Acute acidosis attenuates leucine stimulated signal transduction and protein synthesis in rat skeletal muscle.

Background: Critical illnesses are often complicated by acute metabolic acidosis, which if persistent, adversely affects outcome. Among the harmful effects that it might cause are impaired utilization of nutrients, increased proteolysis and depressed protein synthesis, leading to muscle wasting. As the amino acid leucine stimulates protein synthesis by activating mTOR signaling, we explored whether in acidosis, impaired leucine-stimulated signaling might be a contributor to the depressed protein synthesis.

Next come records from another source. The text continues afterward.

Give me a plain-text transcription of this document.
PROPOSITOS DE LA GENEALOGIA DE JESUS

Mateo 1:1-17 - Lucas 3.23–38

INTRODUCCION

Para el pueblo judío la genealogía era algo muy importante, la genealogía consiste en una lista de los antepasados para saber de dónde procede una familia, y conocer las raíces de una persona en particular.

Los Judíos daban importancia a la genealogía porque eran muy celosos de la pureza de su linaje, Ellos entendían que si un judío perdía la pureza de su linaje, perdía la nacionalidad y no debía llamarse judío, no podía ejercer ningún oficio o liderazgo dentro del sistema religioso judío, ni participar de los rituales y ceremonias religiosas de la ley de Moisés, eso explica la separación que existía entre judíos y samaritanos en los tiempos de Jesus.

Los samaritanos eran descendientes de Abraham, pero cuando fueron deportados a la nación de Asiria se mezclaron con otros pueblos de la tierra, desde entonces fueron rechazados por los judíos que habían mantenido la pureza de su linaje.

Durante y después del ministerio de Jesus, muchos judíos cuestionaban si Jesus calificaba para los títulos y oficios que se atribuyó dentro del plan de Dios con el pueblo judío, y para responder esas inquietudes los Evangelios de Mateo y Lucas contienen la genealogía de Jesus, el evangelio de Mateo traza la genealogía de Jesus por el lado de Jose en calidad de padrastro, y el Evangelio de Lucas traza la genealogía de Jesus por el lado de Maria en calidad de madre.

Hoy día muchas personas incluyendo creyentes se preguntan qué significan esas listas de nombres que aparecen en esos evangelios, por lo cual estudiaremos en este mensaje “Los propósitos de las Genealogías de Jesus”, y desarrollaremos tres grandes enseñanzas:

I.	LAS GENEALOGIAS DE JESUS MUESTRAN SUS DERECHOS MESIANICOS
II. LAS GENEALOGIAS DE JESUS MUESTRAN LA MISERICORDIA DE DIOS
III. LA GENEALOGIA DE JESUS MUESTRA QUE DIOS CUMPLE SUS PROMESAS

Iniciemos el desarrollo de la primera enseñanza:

Methods: Male pair-fed rats were gavaged with NH4Cl (acidosis) or NaCl (control) for 2 days and then gavaged once with leucine and sacrificed 45 min later. Extensor digitorum longus muscles were isolated, incubated with or without leucine and protein synthesis measured. The anterior tibial muscle signaling was analysed by Western immunobloting.

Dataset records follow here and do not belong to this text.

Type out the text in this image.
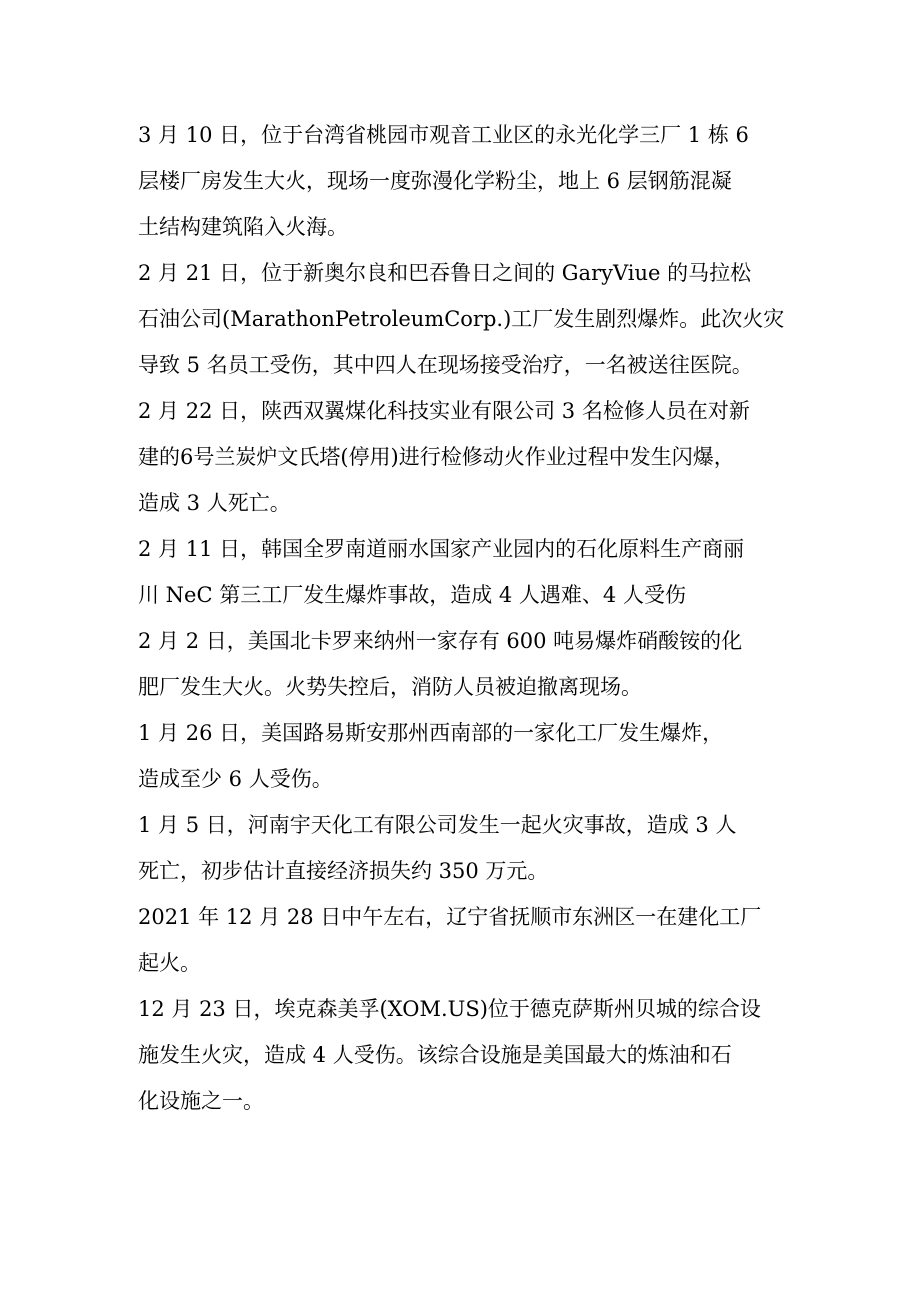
3 月 10 日，位于台湾省桃园市观音工业区的永光化学三厂 1 栋 6
层楼厂房发生大火，现场一度弥漫化学粉尘，地上 6 层钢筋混凝
土结构建筑陷入火海。

2 月 21 日，位于新奥尔良和巴吞鲁日之间的 GaryViue 的马拉松
石油公司(MarathonPetroleumCorp.)工厂发生剧烈爆炸。此次火灾
导致 5 名员工受伤，其中四人在现场接受治疗，一名被送往医院。

2 月 22 日，陕西双翼煤化科技实业有限公司 3 名检修人员在对新
建的6号兰炭炉文氏塔(停用)进行检修动火作业过程中发生闪爆，
造成 3 人死亡。

2 月 11 日，韩国全罗南道丽水国家产业园内的石化原料生产商丽
川 NeC 第三工厂发生爆炸事故，造成 4 人遇难、4 人受伤

2 月 2 日，美国北卡罗来纳州一家存有 600 吨易爆炸硝酸铵的化
肥厂发生大火。火势失控后，消防人员被迫撤离现场。

1 月 26 日，美国路易斯安那州西南部的一家化工厂发生爆炸，
造成至少 6 人受伤。

1 月 5 日，河南宇天化工有限公司发生一起火灾事故，造成 3 人
死亡，初步估计直接经济损失约 350 万元。

2021 年 12 月 28 日中午左右，辽宁省抚顺市东洲区一在建化工厂
起火。

12 月 23 日，埃克森美孚(XOM.US)位于德克萨斯州贝城的综合设
施发生火灾，造成 4 人受伤。该综合设施是美国最大的炼油和石
化设施之一。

Results: Despite pair-feeding, acidotic rats lost body and muscle weight vs. controls. Moreover, leucine-induced protein synthesis in isolated muscle from acidotic rats was impaired. In-vivo, 45 min after an oral leucine load, anterior tibial muscle mTOR and 4E-BP1 phosphorylation increased significantly and comparably in control and acidotic rats. In contrast, leucine-stimulated phosphorylation of S6K1, a regulator of translation initiation and protein synthesis, was attenuated to approximately 56% of the control value (p < 0.05).

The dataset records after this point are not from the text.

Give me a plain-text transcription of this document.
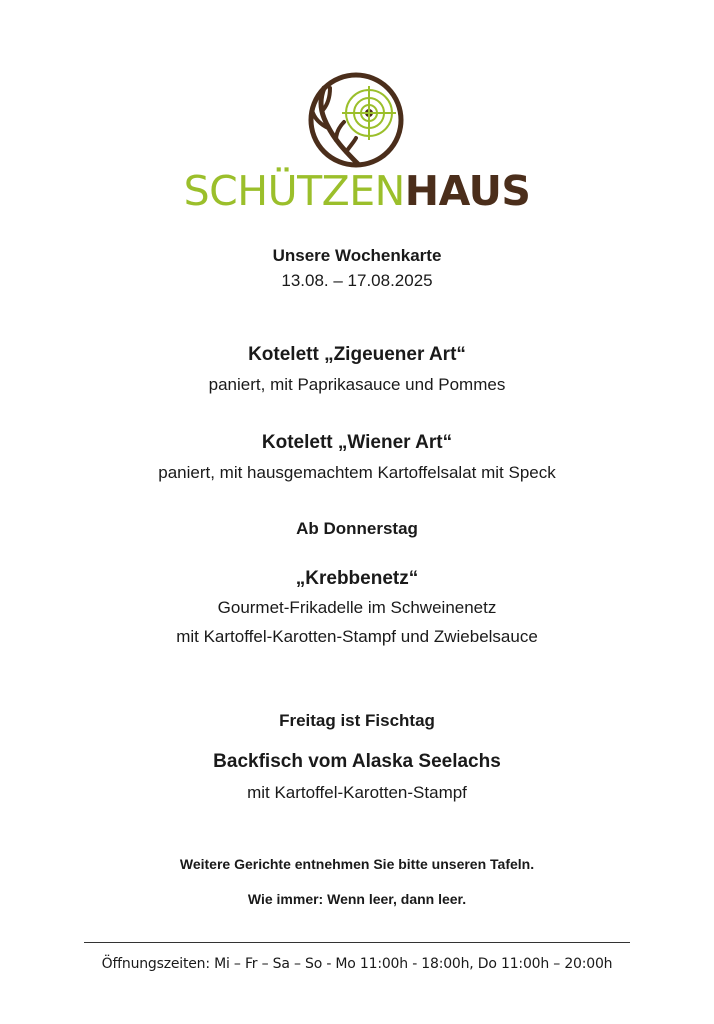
SCHÜTZENHAUS
Unsere Wochenkarte
13.08. – 17.08.2025
Kotelett „Zigeuener Art“
paniert, mit Paprikasauce und Pommes
Kotelett „Wiener Art“
paniert, mit hausgemachtem Kartoffelsalat mit Speck
Ab Donnerstag
„Krebbenetz“
Gourmet-Frikadelle im Schweinenetz
mit Kartoffel-Karotten-Stampf und Zwiebelsauce
Freitag ist Fischtag
Backfisch vom Alaska Seelachs
mit Kartoffel-Karotten-Stampf
Weitere Gerichte entnehmen Sie bitte unseren Tafeln.
Wie immer: Wenn leer, dann leer.
Öffnungszeiten: Mi – Fr – Sa – So - Mo 11:00h - 18:00h, Do 11:00h – 20:00h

Conclusion: This study reveals that an acute metabolic acidosis impairs leucine-stimulated protein synthesis and activation of signaling downstream of mTOR at the level of S6K1. We propose that this S6K1 abnormality may account in part, for the resistance to leucine-stimulated muscle protein synthesis, and may thereby contribute to the impaired nutrient utilization and ultimately the muscle wasting that develops in acidosis.